I just got around to a Human Rights Watch report on the use of cluster munitions during the Israel-Lebanon war. The map to the right appears in the report. Each red dot represents a cluster munition strike.
Throughout the war, Israeli artillery used relatively few cluster munitions. However, in the conflict’s final 72 hours Israel launched more than 800 cluster munition strikes into Southern Lebanon, around 90% of the total made during the conflict. I looked around for a good explanation for this dramatic change in strategy, but did not have much luck. I am not a military expert and so will let readers come to their own conclusions.

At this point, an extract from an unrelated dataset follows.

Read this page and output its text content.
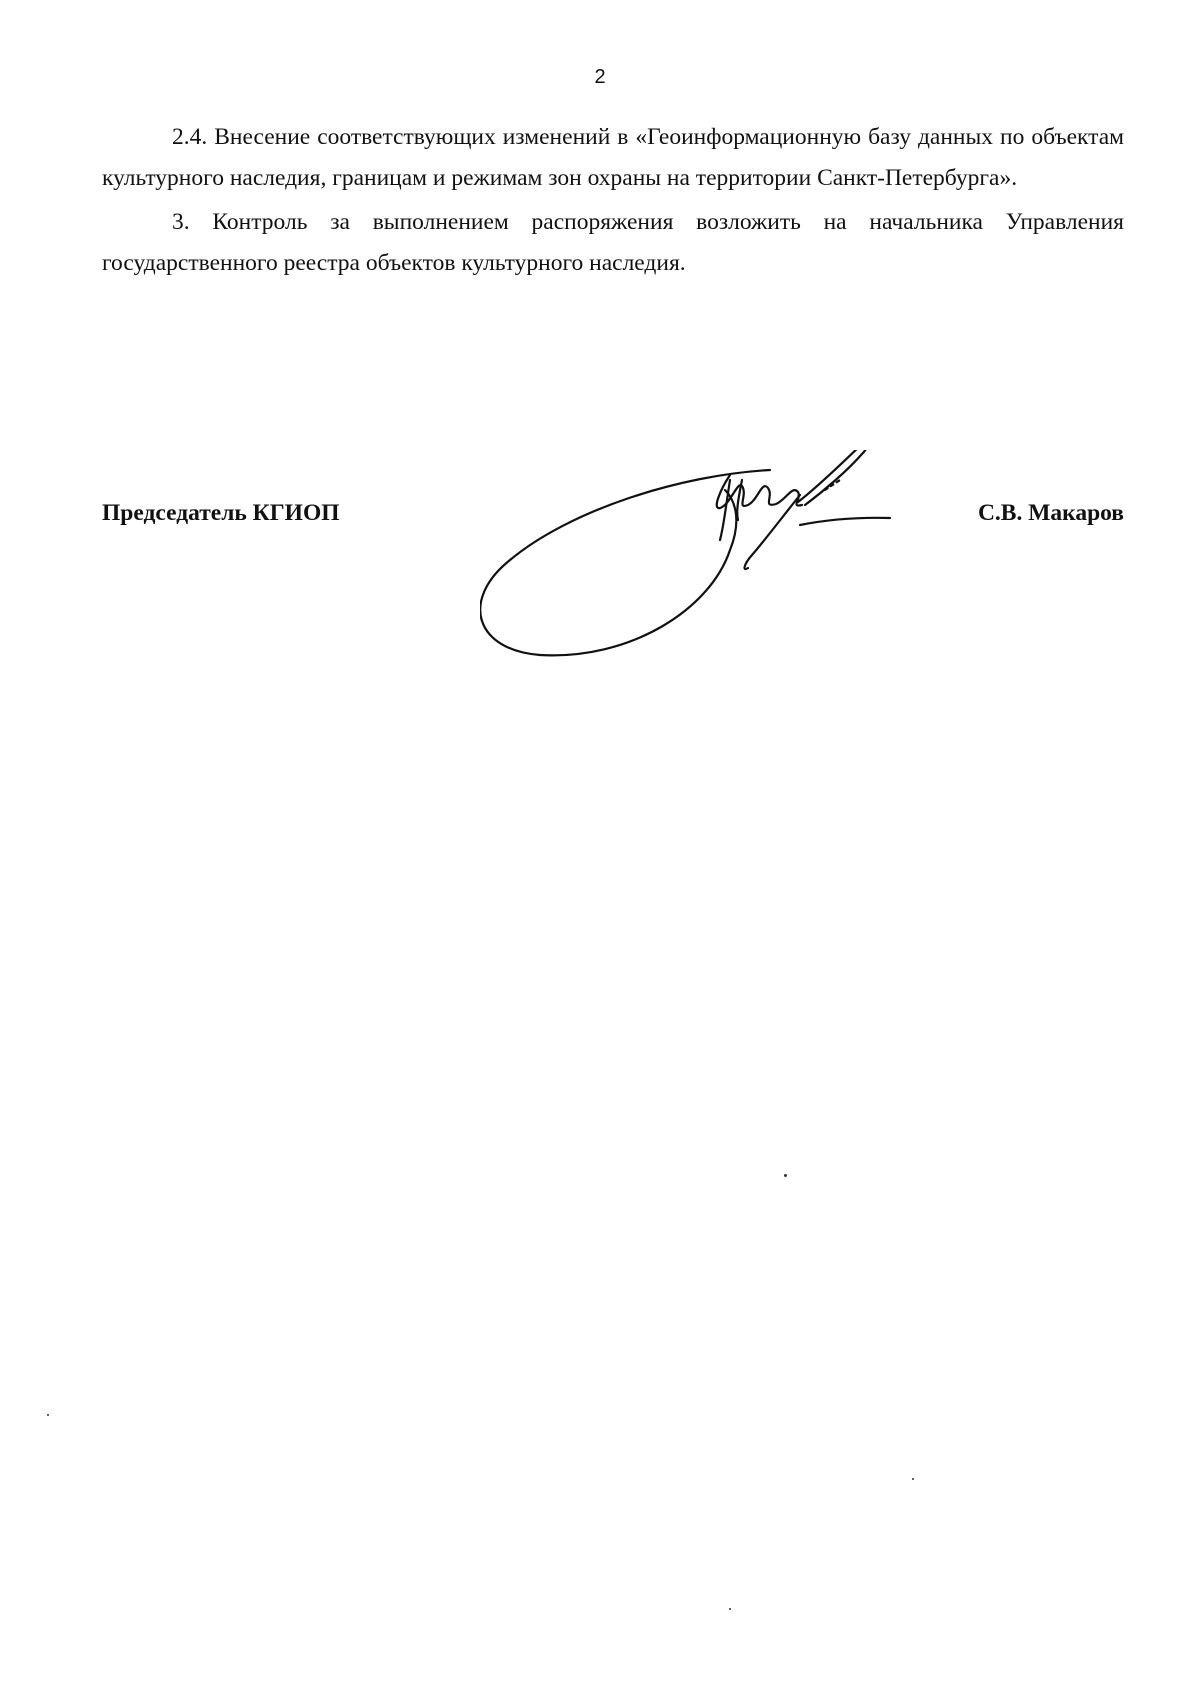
2

2.4. Внесение соответствующих изменений в «Геоинформационную базу данных по объектам культурного наследия, границам и режимам зон охраны на территории Санкт-Петербурга».

3. Контроль за выполнением распоряжения возложить на начальника Управления государственного реестра объектов культурного наследия.

Председатель КГИОП	С.В. Макаров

One parting fact, Human Rights Watch and others believe 25% of the Israeli submunitions (the little bombs dropped from the big bombs) malfunctioned, not exploding on impact, and litter the Lebanese countryside. The end result is that much of Southern Lebanon has been turned into ‘de facto landmine fields’, unusable for farming or herding.
Recently IRIN reported that the main office of the Palestinian Medical Relief Society (PMRS) was damaged in an Israeli airstrike. PMRS has photos of the damage on their website. The strike was in retaliation for more than 70 Palestinian rockets fired into Israel, one of which landed on the grounds of a local Israeli hospital. Neither the Palestinian nor Israeli attacks was officially targeting health facilities.
Why am I showing you this? Because damage to the health infrastructure is a primary cause of indirect morbidity and mortality during wartime. Despite myths to the contrary, dead bodies are not the catalysts of epidemics. Rather, it is the loss of health infrastructures (hospitals, clinics, etc…). When a region loses its health infrastructure it is unable to combat diseases endemic in the area, which quickly flare up. That is, in peacetime local health infrastructures keep local diseases in check through treatment and public health programs. When that infrastructure is destroyed, this check is removed and diseases spread rapidly.